Sporting Kansas City: Finishing chances (obviously)
Sporting Kansas City return the same back six that led the league in every defensive category in 2017. They have the foundation to contend but will they? Is there a shortcoming that could undermine their success?
I don’t know.
It’s tough to predict either their style or their personnel since Peter Vermes has evolved as a manager over the years. His earlier Sporting KC teams revolved around energy and directness. Last year, however, SKC both dropped their defensive line and led the league in passes per possession.
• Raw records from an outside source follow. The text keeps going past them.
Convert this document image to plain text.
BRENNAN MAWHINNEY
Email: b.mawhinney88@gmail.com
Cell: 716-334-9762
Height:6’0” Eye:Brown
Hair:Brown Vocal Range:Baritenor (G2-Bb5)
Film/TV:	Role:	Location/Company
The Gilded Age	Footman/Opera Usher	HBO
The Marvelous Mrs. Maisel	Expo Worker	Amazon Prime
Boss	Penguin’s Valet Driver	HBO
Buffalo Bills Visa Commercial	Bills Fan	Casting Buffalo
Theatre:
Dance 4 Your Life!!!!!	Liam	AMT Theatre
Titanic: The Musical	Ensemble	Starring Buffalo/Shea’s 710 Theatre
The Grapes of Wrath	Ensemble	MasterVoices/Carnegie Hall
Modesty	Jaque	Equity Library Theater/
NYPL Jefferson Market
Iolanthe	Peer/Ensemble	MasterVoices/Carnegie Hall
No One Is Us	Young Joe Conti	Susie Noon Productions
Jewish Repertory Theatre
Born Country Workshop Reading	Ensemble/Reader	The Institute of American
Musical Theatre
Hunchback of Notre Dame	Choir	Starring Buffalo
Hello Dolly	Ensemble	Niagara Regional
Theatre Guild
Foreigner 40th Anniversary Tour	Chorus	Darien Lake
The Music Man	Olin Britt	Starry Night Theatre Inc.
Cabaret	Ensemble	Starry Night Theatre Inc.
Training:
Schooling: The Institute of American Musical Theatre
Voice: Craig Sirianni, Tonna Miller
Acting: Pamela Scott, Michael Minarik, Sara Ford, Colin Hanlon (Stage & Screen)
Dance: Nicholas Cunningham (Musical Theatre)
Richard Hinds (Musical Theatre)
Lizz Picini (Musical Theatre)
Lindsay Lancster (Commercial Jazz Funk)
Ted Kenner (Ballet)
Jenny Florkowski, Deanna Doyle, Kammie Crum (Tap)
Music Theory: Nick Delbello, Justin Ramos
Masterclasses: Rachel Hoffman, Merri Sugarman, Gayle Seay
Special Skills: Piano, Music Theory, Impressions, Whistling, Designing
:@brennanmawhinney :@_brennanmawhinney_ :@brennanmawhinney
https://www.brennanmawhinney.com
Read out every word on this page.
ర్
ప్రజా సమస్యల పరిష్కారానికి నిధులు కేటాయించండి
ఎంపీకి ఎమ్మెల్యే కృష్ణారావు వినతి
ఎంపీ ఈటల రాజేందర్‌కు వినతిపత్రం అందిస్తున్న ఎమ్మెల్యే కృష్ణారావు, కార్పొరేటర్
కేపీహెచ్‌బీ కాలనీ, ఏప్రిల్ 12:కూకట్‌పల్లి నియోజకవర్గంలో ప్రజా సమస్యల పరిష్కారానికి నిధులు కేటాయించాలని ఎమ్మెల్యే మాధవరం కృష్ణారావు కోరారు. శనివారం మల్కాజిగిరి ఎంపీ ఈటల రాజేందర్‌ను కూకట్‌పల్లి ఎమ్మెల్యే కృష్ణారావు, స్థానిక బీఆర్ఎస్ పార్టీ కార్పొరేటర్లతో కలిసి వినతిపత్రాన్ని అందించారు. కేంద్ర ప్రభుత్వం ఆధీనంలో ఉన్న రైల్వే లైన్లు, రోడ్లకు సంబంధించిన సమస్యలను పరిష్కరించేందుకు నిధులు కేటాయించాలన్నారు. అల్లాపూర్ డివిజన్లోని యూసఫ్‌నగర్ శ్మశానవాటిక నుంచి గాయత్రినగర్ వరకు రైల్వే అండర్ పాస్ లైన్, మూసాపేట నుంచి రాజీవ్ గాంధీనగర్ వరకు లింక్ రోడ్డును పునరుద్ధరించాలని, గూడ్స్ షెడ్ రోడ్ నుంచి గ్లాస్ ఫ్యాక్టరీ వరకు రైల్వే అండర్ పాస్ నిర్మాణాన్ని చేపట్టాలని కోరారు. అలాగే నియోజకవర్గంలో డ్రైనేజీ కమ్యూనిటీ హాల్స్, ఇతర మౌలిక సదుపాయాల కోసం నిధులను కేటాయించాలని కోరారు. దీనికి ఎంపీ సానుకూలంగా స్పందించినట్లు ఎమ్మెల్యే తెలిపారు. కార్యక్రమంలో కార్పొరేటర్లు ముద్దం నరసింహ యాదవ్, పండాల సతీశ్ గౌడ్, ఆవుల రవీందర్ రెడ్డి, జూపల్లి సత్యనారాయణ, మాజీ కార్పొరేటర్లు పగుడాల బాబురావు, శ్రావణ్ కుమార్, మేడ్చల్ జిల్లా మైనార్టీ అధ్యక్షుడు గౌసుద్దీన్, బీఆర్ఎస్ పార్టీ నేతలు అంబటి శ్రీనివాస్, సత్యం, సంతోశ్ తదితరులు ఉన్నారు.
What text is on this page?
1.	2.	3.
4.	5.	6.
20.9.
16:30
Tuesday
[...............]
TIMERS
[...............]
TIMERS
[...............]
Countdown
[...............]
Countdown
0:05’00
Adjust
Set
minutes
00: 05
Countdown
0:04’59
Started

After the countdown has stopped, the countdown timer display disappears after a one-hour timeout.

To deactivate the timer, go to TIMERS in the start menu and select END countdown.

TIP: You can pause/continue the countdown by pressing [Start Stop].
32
Their 2017 stats tell a distinctive story. Sporting led the league in goals against, but finished 18th in goals. It’s very possible that pressing less led to scoring less as winning the ball farther back on the field forces you to go farther to score. It’d be easy to say they simply need to score more, but that doesn’t quite tell the whole story. They finished 11th in expected goals with a total of 47.85, ahead of teams like Columbus and Vancouver. The fact that they only scored 40, may point to the fact that its not the style or overall quality of play, but the players finishing the chances.
Vermes has already added attacking midfielder/winger Yohan Croizet and winger Johnny Russell to the attack, and reports suggest Chilean international Felipe Gutierrez could arrive to add more power in the midfield. All are good players, but none are out and out goal scorers. Sporting still have a clear need.
To put all of it in perspective, finishing chances can often be a fluky part of soccer, and what happens in one season does not necessarily translate to the next season. Creating chances is a more reliable metric of future success. And teams in 2018 rarely look to strikers to do all of their goalscoring anyway. So it’s not necessarily imperative for Sporting to find a proven goalscorer. At the same time, a natural finisher always helps, and hopefully Sporting won’t be left to look back and wonder what could have been had they found the striker they’ve been searching for.
As with the East, in stopping at five teams, it’s not suggesting the other clubs in the West don’t have the ability to make a run. If any of the other seven teams put together a deep playoff run, we shouldn’t be surprised.
I should also note that I have a lot of faith in Bob Bradley's coaching abilities, but without knowing how LAFC will play or who will be playing in the midfield, it's tough to include them on this list.